Earlier on in March BBVA published a research report forecasting more home sales this year “accompanied by a moderate growth in prices, and another rise in development activity,” citing improved expectations for economic growth, and improving financing conditions.
Now it’s the turn of Santander Research Department to publish an upbeat report on the Spanish housing market. Tomás Riestra, an analyst at the bank led by Ana Botín, believes that consolidation is possible this year thanks to increasing credit, and price growth.
Riestra points out that 60 per cent of Spanish provinces (32 out of 50) already have house prices that are on the increase, or at least have bottomed out.
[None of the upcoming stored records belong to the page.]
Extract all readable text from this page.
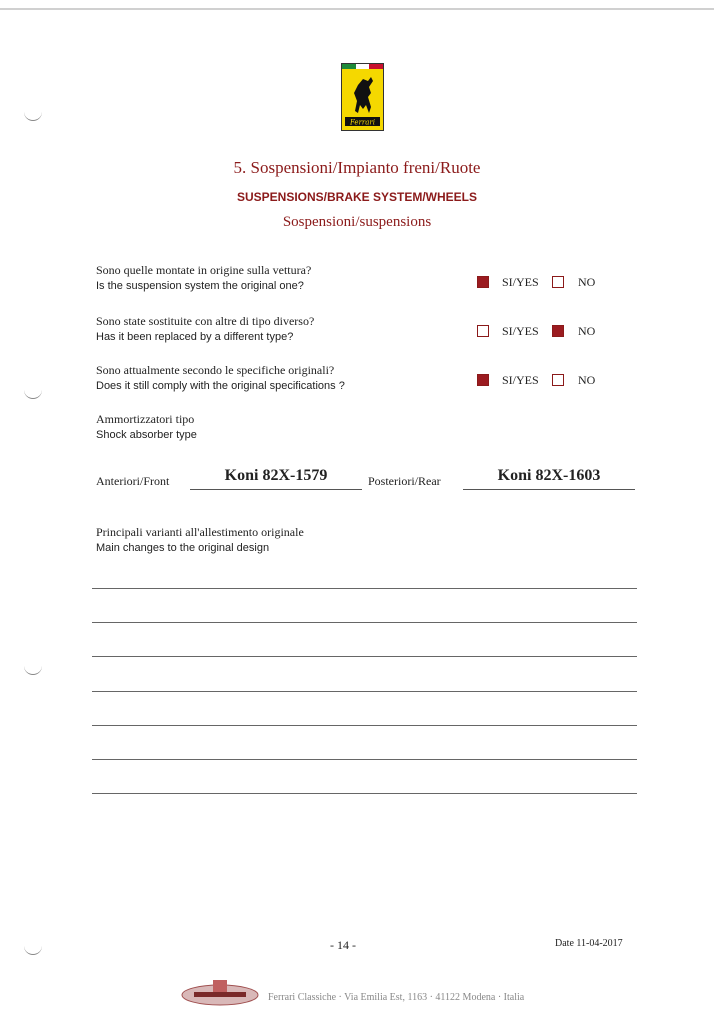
Ferrari
5. Sospensioni/Impianto freni/Ruote
SUSPENSIONS/BRAKE SYSTEM/WHEELS
Sospensioni/suspensions
Sono quelle montate in origine sulla vettura?
Is the suspension system the original one?	SI/YES	NO
Sono state sostituite con altre di tipo diverso?
Has it been replaced by a different type?	SI/YES	NO
Sono attualmente secondo le specifiche originali?
Does it still comply with the original specifications ?	SI/YES	NO
Ammortizzatori tipo
Shock absorber type
Anteriori/Front	Koni 82X-1579	Posteriori/Rear	Koni 82X-1603
Principali varianti all'allestimento originale
Main changes to the original design
- 14 -	Date 11-04-2017
Ferrari Classiche · Via Emilia Est, 1163 · 41122 Modena · Italia
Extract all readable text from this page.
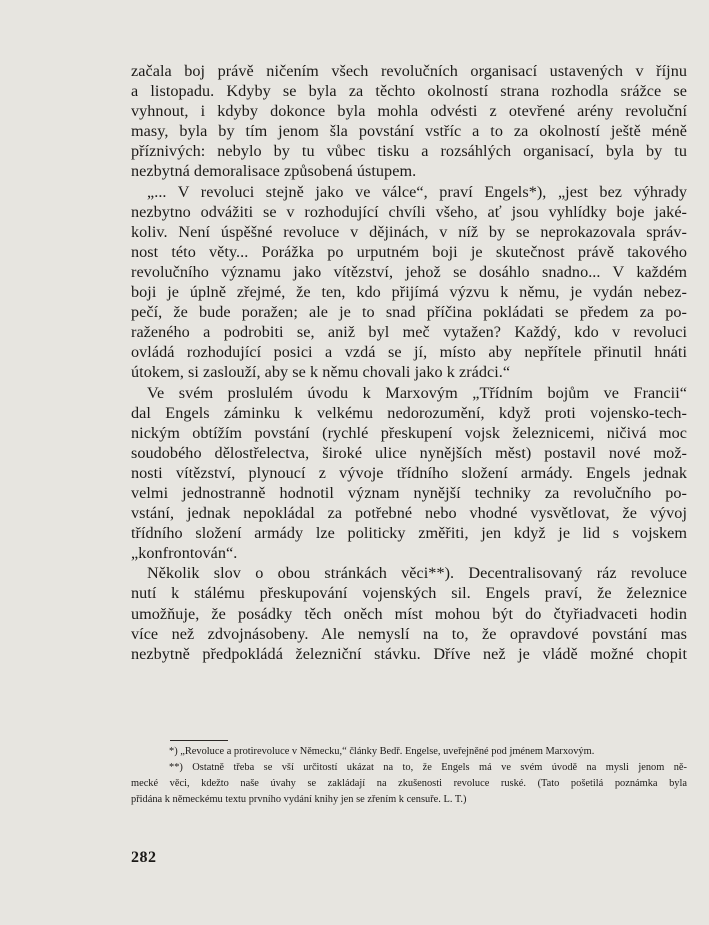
začala boj právě ničením všech revolučních organisací ustavených v říjnu
a listopadu. Kdyby se byla za těchto okolností strana rozhodla srážce se
vyhnout, i kdyby dokonce byla mohla odvésti z otevřené arény revoluční
masy, byla by tím jenom šla povstání vstříc a to za okolností ještě méně
příznivých: nebylo by tu vůbec tisku a rozsáhlých organisací, byla by tu
nezbytná demoralisace způsobená ústupem.
„... V revoluci stejně jako ve válce“, praví Engels*), „jest bez výhrady
nezbytno odvážiti se v rozhodující chvíli všeho, ať jsou vyhlídky boje jaké-
koliv. Není úspěšné revoluce v dějinách, v níž by se neprokazovala správ-
nost této věty... Porážka po urputném boji je skutečnost právě takového
revolučního významu jako vítězství, jehož se dosáhlo snadno... V každém
boji je úplně zřejmé, že ten, kdo přijímá výzvu k němu, je vydán nebez-
pečí, že bude poražen; ale je to snad příčina pokládati se předem za po-
raženého a podrobiti se, aniž byl meč vytažen? Každý, kdo v revoluci
ovládá rozhodující posici a vzdá se jí, místo aby nepřítele přinutil hnáti
útokem, si zaslouží, aby se k němu chovali jako k zrádci.“
Ve svém proslulém úvodu k Marxovým „Třídním bojům ve Francii“
dal Engels záminku k velkému nedorozumění, když proti vojensko-tech-
nickým obtížím povstání (rychlé přeskupení vojsk železnicemi, ničivá moc
soudobého dělostřelectva, široké ulice nynějších měst) postavil nové mož-
nosti vítězství, plynoucí z vývoje třídního složení armády. Engels jednak
velmi jednostranně hodnotil význam nynější techniky za revolučního po-
vstání, jednak nepokládal za potřebné nebo vhodné vysvětlovat, že vývoj
třídního složení armády lze politicky změřiti, jen když je lid s vojskem
„konfrontován“.
Několik slov o obou stránkách věci**). Decentralisovaný ráz revoluce
nutí k stálému přeskupování vojenských sil. Engels praví, že železnice
umožňuje, že posádky těch oněch míst mohou být do čtyřiadvaceti hodin
více než zdvojnásobeny. Ale nemyslí na to, že opravdové povstání mas
nezbytně předpokládá železniční stávku. Dříve než je vládě možné chopit
*) „Revoluce a protirevoluce v Německu,“ články Bedř. Engelse, uveřejněné pod jménem Marxovým.
**) Ostatně třeba se vší určitostí ukázat na to, že Engels má ve svém úvodě na mysli jenom ně-
mecké věci, kdežto naše úvahy se zakládají na zkušenosti revoluce ruské. (Tato pošetilá poznámka byla
přidána k německému textu prvního vydání knihy jen se zřením k censuře. L. T.)
282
Riestra forecasts that interest rates “will continue at historic lows” and “we can expect residential demand to continue gradually to rise, which will lend itself to an improvement in prices”.
Despite improving fortunes after years of trauma, Santander warns that the Spanish property sector will never be as important to the economy as it was before the crisis.
As a result, Riestra argues that property prices “will not reach pre-crisis levels” partly because of the glut of property, and partly because the industry has learnt from its mistakes, amongst other factors.
As Santander point out, this expected consolidation will take place after a house price collapse of 38 per cent between 2008 and 2014, and an economic contraction that shaved 10 percentage points off Spain’s GDP over the same period.
BBVA and Santander have a vested interest in the Spanish property crash coming to an end, as falling house prices and rising bad debts hit their balance sheets.